Düşman hukukunun da ötesinde

Kürt siyasetçi Sibel Yiğitalp, AKP-MHP iktidarının Kürt tutsaklara yaklaşımının, düşman hukukunun da çok ötesinde olduğunu söyledi.

Kuralsız, nobran, kaba ve hiçbir ilkesi olmayan, hukuksuzlukta sınır tanımayan iktidara işaret eden HDP eski Milletvekili Sibel Yiğitalp, “Bizim de toplumsal duyarlılığın yanında örgütlenmemiz gerektiği gibi ahlaki ve vicdani sorumluluğumuz var” dedi.

25. ve 26. Dönem HDP Amed Milletvekili ve Türkiye Meclisi İnsan Hakları Başkanlık Divan Üyesi olarak görev yapan, şimdi ülke dışında yaşamak zorunda kalan Sibel Yiğitalp, Türkiye’nin, cezaevi ve tutsak sayısında Avrupa birincisi olduğunu belirterek, 384 cezaevine bu yıl 18, 2024’e kadar da 40 tanenin daha eklenmesinin planlandığını söyledi.

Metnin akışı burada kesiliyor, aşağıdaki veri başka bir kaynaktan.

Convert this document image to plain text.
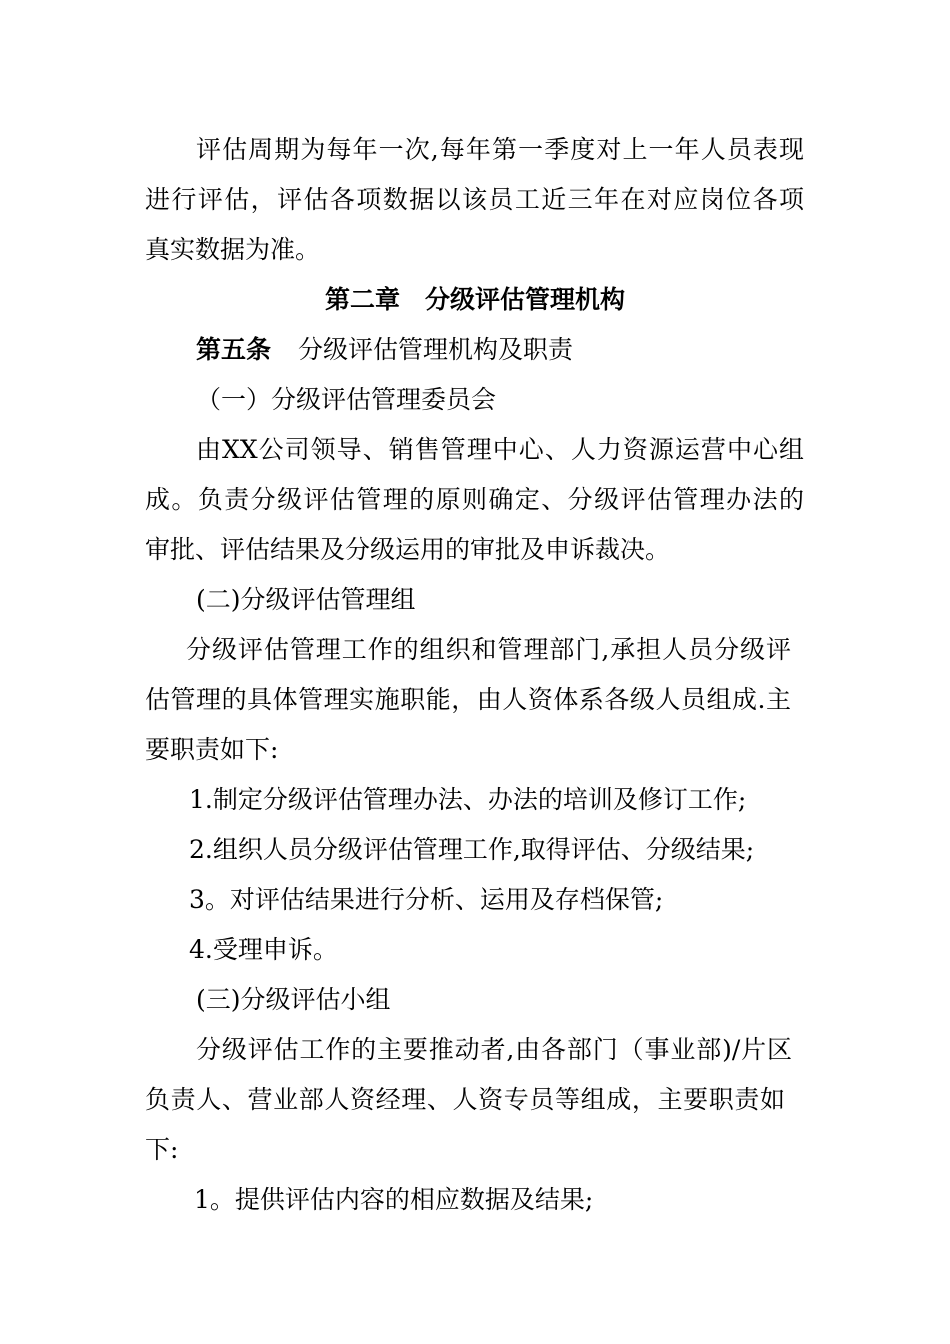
评估周期为每年一次,每年第一季度对上一年人员表现
进行评估，评估各项数据以该员工近三年在对应岗位各项
真实数据为准。
第二章　分级评估管理机构
第五条 分级评估管理机构及职责
（一）分级评估管理委员会
由XX公司领导、销售管理中心、人力资源运营中心组
成。负责分级评估管理的原则确定、分级评估管理办法的
审批、评估结果及分级运用的审批及申诉裁决。
(二)分级评估管理组
分级评估管理工作的组织和管理部门,承担人员分级评
估管理的具体管理实施职能，由人资体系各级人员组成.主
要职责如下:
1.制定分级评估管理办法、办法的培训及修订工作;
2.组织人员分级评估管理工作,取得评估、分级结果;
3。对评估结果进行分析、运用及存档保管;
4.受理申诉。
(三)分级评估小组
分级评估工作的主要推动者,由各部门（事业部)/片区
负责人、营业部人资经理、人资专员等组成，主要职责如
下:
1。提供评估内容的相应数据及结果;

En az 100 Kürt tutsağın, cezaları bitmesine rağmen infazlarının yakılarak tahliyelerinin ertelendiğini hatırlatan Yiğitalp, tutsaklara pişmanlık ve itirafçılık dayatıldığını belirtti.

2021’in son döneminde 7 hasta tutsağın yaşamını yitirdiğini anımsatan Yiğitalp, “Ölüm biçimi, öldükten sonra cezaevinden çıkarılması ve defnedilmelerine baktığımızda bile mevcut iktidar anlayışının uyguladığı bir politika olduğunu görebiliyor ve bu ölümlerin normal olduğunu söyleyemiyoruz” dedi.

Ağır hasta tutsakların ölüme terk edildiğini ve sonradan ‘ölü bulundu’ diye açıklama yapıldığını kaydeden Yiğitalp, şöyle devam etti: “24 saat kameralarla izlenen, sistematik şiddete maruz kalan, psikolojik baskıya maruz kalan tutsak ölü bulunamaz, ancak öldürülür. Ağır hasta tutsakların tedavi olma hakkı, son günlerini dışarıda geçirme hakkı dahil bütün hakları gasp ediliyor, aslında ölümü hızlandırılıyor. Sonrasında dosyaya gizlilik kararı ve başka sebepler uydurularak bilgi aktarımı yapılmıyor.”

KÜRT DÜŞMANLIĞININ CEZAEVİ AYAĞIDIR

Ağır hasta olmasına rağmen rehin tutulmaya devam edilen Kürt siyasetçi Aysel Tuğluk şahsında uygulanan politikanın, AKP-MHP iktidarının Kürt düşmanlığının cezaevi ayağı olduğunu ifade eden Yiğitalp, “Mevcut iktidar, Kürtlerin legal siyaseti karşısında tutsakları rehine olarak görüyor, her Kürt direnişinde Kürt tutsaklara saldırıyor, öldürüyor, cenaze aracı vermesini engelliyor, hatta kefenlenmesini bile önlüyor. Bu düşman hukukunun da çok ötesinde bir uygulama. Karşımızda kuralsız, nobran, kaba ve hiçbir ilkesi olmayan iktidar var ve bu iktidar her türlü hukuksuzlukta sınır tanımıyor. Bizim de toplumsal duyarlılığın yanında örgütlenmemiz gerektiği gibi ahlaki, vicdani sorumluluğumuz vardır” şeklinde konuştu.